They still lived in the same small hut, their
clothes were still second-hand rags skillfully repaired by Kyra, and Seron still had to
work at the inn to supplement their income.
“You won't believe it!” exclaimed Seron in a rush of words as he burst into their one-room
home. “I was up on Cold Rock Point,” he explained, “and I saw the Highlord atop her blue
dragon. She was leading a whole phalanx of soldiers riding their own dragons. The entire
sky was filled with them. Everywhere you looked there were dragons! Their wings were
flapping with a power that nearly blew me off the cliff, and their great mouths were
screaming in cries that nearly deafened me. But the sight of it, Kyra! I've got to paint
it!”
For days, then weeks, he worked on the image he had seen. It consumed him. He had to
finish it before he forgot how it looked, how it felt, what it meant.
Kyra watched him work. At first she saw only dark outlines, then the dragons appeared, one
at a time. And each of the dragons was more malevolent than the last. There was danger in the picture. The
Highlord and her dragonarmy soldiers took shape with menacing faces, and the sky was dark
and forbidding. Kyra could feel the cold wind from the wings of the huge beasts, sense the
hot breath from their snarling jaws, and she knew - all at once - that the painting had
captured the ineffable horror of their conquerors.
Of course, they couldn't sell the painting. If the Highlord or any of her soldiers ever
saw it, they'd cut off Seron's hands. Nonetheless, he wasn't sorry that he had done it.
And neither was Kyra.
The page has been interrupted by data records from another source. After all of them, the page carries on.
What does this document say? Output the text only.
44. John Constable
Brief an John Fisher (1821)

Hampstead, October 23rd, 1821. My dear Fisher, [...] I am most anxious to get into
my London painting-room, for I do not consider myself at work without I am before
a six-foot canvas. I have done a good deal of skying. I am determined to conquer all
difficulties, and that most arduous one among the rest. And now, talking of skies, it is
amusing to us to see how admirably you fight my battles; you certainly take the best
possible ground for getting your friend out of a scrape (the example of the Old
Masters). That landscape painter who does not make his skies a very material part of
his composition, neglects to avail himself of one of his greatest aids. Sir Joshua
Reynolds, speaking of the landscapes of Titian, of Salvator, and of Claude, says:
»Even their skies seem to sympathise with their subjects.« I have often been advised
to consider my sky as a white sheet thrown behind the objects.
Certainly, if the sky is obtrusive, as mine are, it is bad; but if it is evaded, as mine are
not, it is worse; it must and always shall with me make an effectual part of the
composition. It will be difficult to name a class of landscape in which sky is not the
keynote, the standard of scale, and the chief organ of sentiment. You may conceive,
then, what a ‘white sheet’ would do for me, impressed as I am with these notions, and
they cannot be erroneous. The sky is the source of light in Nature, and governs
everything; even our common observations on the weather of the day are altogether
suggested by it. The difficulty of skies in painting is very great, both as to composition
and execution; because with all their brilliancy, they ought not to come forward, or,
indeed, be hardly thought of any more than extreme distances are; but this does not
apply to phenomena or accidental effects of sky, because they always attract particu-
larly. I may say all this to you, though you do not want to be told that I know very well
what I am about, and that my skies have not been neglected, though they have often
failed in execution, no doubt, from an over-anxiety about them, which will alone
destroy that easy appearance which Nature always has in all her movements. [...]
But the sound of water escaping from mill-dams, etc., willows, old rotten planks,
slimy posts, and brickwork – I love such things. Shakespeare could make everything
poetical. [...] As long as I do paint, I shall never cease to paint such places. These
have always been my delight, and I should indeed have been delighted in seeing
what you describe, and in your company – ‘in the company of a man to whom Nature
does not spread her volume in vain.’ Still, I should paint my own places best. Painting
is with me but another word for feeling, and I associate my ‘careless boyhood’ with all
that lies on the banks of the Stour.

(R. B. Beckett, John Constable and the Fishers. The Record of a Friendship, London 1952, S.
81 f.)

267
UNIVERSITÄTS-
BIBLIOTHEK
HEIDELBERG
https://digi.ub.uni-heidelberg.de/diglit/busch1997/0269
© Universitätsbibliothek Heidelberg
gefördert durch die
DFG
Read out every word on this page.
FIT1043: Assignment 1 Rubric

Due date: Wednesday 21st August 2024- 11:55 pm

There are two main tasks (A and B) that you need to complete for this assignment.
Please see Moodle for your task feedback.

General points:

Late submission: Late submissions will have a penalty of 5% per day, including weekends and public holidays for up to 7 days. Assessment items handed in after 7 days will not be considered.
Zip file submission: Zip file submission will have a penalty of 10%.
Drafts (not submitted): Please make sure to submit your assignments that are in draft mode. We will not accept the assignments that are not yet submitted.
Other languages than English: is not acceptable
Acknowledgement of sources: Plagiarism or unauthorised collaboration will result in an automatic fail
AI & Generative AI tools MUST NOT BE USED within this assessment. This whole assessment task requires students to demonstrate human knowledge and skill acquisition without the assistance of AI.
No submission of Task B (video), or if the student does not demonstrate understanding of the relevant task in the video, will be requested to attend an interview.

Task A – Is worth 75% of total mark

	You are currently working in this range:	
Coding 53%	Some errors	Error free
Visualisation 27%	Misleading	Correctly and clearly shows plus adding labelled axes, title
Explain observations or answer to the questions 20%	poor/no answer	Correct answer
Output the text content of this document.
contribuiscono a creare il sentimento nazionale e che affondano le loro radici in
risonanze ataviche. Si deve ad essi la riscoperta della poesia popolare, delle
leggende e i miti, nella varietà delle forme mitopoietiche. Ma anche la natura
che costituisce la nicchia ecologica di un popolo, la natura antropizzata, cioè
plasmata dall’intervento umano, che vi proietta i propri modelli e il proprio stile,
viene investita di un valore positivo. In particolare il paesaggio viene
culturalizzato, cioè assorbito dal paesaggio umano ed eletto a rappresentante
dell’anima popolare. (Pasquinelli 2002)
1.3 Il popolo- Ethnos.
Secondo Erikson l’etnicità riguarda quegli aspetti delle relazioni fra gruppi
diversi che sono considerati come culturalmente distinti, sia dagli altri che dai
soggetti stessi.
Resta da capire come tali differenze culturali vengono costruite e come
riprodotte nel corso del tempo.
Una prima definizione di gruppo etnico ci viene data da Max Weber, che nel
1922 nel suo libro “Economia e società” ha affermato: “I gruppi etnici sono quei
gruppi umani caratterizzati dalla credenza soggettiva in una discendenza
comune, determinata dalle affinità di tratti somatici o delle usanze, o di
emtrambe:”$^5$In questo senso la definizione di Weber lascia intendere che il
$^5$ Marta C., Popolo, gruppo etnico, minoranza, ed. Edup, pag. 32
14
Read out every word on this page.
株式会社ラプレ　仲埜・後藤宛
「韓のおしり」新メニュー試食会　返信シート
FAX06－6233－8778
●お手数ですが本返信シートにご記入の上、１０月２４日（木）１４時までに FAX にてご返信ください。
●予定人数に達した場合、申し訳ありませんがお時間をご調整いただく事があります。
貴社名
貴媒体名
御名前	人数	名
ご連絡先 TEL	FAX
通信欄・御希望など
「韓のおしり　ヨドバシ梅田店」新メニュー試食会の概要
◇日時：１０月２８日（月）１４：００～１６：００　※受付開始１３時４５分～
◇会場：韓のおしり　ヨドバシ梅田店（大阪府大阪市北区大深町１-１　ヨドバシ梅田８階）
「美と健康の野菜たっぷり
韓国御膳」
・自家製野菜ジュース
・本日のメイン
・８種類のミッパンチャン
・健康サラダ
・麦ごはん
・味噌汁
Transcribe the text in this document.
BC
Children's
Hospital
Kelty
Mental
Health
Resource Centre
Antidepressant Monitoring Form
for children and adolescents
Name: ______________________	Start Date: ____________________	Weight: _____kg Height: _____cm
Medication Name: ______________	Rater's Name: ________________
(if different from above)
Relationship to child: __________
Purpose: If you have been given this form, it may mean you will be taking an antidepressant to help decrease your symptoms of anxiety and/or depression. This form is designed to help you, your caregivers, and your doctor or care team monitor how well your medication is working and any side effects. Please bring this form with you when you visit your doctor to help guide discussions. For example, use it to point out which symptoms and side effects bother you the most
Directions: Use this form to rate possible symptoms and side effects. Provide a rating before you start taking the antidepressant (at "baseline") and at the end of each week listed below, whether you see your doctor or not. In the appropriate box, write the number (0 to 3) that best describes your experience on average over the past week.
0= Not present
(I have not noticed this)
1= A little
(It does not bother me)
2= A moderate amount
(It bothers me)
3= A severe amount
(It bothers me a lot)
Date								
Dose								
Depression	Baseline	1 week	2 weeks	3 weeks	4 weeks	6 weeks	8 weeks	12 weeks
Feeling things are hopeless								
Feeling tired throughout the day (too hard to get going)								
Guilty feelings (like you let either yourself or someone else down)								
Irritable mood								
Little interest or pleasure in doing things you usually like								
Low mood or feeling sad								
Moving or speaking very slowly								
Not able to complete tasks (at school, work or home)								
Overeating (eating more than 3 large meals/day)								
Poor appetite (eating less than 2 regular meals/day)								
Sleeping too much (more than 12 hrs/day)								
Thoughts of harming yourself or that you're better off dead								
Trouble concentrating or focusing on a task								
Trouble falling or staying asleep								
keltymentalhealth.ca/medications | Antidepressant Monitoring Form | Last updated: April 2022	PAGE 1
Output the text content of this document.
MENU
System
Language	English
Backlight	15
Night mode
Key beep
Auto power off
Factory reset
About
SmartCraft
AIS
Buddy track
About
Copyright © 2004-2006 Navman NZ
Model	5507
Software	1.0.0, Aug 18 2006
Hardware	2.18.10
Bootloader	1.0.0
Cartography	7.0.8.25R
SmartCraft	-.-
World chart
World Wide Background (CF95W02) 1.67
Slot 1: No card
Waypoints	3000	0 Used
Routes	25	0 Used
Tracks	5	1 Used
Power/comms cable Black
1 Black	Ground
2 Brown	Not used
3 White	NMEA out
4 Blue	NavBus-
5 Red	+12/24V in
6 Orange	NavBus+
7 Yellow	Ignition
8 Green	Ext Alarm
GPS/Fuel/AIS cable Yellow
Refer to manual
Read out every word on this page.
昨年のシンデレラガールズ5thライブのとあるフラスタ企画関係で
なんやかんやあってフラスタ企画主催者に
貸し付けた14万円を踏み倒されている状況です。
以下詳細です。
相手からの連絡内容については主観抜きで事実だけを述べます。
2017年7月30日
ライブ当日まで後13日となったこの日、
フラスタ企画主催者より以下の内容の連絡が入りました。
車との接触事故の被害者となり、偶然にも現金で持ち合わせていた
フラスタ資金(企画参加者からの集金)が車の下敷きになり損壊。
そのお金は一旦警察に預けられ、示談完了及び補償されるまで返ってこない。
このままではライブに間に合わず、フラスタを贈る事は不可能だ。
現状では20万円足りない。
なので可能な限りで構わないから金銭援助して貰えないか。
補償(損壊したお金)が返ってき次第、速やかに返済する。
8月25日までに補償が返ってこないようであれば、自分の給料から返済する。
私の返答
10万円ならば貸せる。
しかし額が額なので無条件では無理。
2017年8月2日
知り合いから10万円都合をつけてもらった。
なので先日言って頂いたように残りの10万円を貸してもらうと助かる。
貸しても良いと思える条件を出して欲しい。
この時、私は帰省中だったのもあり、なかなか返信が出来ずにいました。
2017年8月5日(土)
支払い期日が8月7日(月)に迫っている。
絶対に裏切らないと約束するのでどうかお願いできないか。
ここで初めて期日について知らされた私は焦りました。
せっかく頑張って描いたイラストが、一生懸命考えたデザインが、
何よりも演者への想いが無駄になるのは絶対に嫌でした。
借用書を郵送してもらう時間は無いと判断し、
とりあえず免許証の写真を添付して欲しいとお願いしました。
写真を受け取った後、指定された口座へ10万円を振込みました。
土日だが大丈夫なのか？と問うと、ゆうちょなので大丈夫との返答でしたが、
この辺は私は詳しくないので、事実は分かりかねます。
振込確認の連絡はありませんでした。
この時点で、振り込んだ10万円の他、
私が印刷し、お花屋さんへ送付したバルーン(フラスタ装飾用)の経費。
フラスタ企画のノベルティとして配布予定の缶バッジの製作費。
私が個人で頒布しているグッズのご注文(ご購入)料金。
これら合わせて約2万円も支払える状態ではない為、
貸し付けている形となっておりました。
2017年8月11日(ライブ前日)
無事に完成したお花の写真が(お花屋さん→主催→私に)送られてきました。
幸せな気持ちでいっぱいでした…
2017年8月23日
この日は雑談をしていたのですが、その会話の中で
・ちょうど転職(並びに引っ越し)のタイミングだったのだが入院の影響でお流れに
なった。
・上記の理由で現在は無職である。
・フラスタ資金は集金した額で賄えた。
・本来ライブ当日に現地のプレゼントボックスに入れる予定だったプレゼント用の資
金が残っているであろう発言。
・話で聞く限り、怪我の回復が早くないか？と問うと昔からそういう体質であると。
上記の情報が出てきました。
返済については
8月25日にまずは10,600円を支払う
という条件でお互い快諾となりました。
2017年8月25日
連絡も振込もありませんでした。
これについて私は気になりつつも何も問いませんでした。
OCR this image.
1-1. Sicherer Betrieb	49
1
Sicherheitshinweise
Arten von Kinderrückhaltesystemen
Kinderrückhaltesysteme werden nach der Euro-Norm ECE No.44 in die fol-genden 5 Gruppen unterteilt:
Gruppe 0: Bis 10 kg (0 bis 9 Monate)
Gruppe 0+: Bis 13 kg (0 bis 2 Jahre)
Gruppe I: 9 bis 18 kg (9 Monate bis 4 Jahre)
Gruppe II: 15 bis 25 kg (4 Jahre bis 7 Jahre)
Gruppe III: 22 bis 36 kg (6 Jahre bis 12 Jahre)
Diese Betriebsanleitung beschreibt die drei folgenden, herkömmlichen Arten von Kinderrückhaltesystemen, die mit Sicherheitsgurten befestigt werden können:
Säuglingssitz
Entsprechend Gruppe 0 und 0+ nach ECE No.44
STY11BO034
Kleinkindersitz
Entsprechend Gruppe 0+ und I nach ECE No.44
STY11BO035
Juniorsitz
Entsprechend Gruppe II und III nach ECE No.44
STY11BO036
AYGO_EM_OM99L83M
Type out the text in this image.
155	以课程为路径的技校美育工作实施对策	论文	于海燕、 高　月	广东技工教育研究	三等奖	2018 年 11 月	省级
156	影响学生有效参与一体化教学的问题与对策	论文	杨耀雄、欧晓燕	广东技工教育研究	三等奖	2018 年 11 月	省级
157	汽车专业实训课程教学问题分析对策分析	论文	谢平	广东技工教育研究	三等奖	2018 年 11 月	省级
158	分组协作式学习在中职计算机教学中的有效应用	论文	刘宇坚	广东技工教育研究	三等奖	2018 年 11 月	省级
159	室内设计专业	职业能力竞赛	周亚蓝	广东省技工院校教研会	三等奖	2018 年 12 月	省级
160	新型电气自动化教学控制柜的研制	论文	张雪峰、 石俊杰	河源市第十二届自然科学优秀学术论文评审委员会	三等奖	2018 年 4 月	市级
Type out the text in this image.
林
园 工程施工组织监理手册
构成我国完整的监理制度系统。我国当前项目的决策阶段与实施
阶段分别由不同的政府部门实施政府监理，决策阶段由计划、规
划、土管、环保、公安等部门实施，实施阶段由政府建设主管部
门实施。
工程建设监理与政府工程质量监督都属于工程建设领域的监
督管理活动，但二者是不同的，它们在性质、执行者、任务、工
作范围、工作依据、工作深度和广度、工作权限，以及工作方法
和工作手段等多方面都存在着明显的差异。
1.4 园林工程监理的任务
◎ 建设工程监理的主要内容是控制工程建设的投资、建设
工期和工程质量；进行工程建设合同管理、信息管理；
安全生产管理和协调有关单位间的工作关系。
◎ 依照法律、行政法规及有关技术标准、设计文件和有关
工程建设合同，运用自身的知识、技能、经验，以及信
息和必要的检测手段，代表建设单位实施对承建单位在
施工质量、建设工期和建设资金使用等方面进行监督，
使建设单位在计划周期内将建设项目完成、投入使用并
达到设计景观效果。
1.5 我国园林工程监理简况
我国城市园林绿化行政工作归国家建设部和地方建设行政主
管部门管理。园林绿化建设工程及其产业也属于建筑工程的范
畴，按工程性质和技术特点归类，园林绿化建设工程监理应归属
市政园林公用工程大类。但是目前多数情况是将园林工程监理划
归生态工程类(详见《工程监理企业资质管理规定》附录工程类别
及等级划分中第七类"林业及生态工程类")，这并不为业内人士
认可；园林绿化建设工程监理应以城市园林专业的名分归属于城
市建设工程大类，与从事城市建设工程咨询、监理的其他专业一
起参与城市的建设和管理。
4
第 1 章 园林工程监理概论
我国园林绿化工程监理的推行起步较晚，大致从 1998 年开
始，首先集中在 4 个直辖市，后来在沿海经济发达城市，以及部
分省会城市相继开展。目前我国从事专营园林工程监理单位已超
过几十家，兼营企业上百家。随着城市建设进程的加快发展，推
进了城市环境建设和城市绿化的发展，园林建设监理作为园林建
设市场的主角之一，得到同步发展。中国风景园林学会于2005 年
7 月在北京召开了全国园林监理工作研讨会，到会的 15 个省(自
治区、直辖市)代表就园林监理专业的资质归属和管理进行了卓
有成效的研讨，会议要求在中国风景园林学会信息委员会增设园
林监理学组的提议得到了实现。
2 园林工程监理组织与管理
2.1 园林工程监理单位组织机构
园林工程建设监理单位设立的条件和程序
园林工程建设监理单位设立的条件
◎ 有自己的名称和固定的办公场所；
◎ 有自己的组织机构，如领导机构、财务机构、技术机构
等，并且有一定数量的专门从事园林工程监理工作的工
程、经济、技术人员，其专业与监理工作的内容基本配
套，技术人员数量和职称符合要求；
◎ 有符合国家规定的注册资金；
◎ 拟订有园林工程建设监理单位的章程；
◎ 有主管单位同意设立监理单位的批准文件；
They both hoped that eventually the dark days would pass, and his
picture would be a valued - and valuable - reminder of this evil time. More than that,
they both hoped it would forever establish Seron as Krynn's pre-eminent artist.
They kept the bleak masterpiece hidden in a wooden crate under their bed. However, it soon
began to rankle them both that Seron's greatest work had no audience. What was the point
of having painted the picture if no one ever saw it?
It was then that they conceived their daring plan to smuggle the painting to Palanthas
where it might be prominently displayed in a gallery. But they would need help.
“Let's send word to Tosch,” suggested Kyra. “He could fly here one dark night and take the
painting away with him.”
“Do you think Tosch would really do it; would he risk his life for a painting?”
“We have nothing to lose by asking,” she said.
Two days later, the peddler who had bought a Seron painting of Tosch carried a coded note
out of the city and into the mountain warrens. The note asked their friend to come to them
after sunset during the night when the two moons were at their smallest. It was a great
favor, and they didn't ask it lightly. And they said as much in the note. If Tosch felt it
was too dangerous, they said, he shouldn't come; they would understand.
But still they hoped he would glide down to them out of the dark sky.
The nights passed as slowly as a gnome builds a machine. The days were even longer.
Eventually, though, the moons went through their glowing phases. It was almost time.
As the sun descended, sending long shadows across a sad, beleaguered city, Kyra and Seron
grew anxious. Tonight was the night.
“Do you think the note actually reached Tosch?” wondered Kyra.
“I don't know.”
“What if the peddler were intercepted? If the Highlord deciphered our message - ”
Suddenly a loud knock sounded at their door. Instinctively, they both reached for each
other. Neither of them uttered a word. The worst, it seemed, had happened. They had been
found out.
The pounding on the door continued, matched only by the pounding of their hearts. Seron
took a deep breath and kissed his wife lightly on the forehead. “Let's try to be brave,”
he said in a voice that nonetheless betrayed his fear.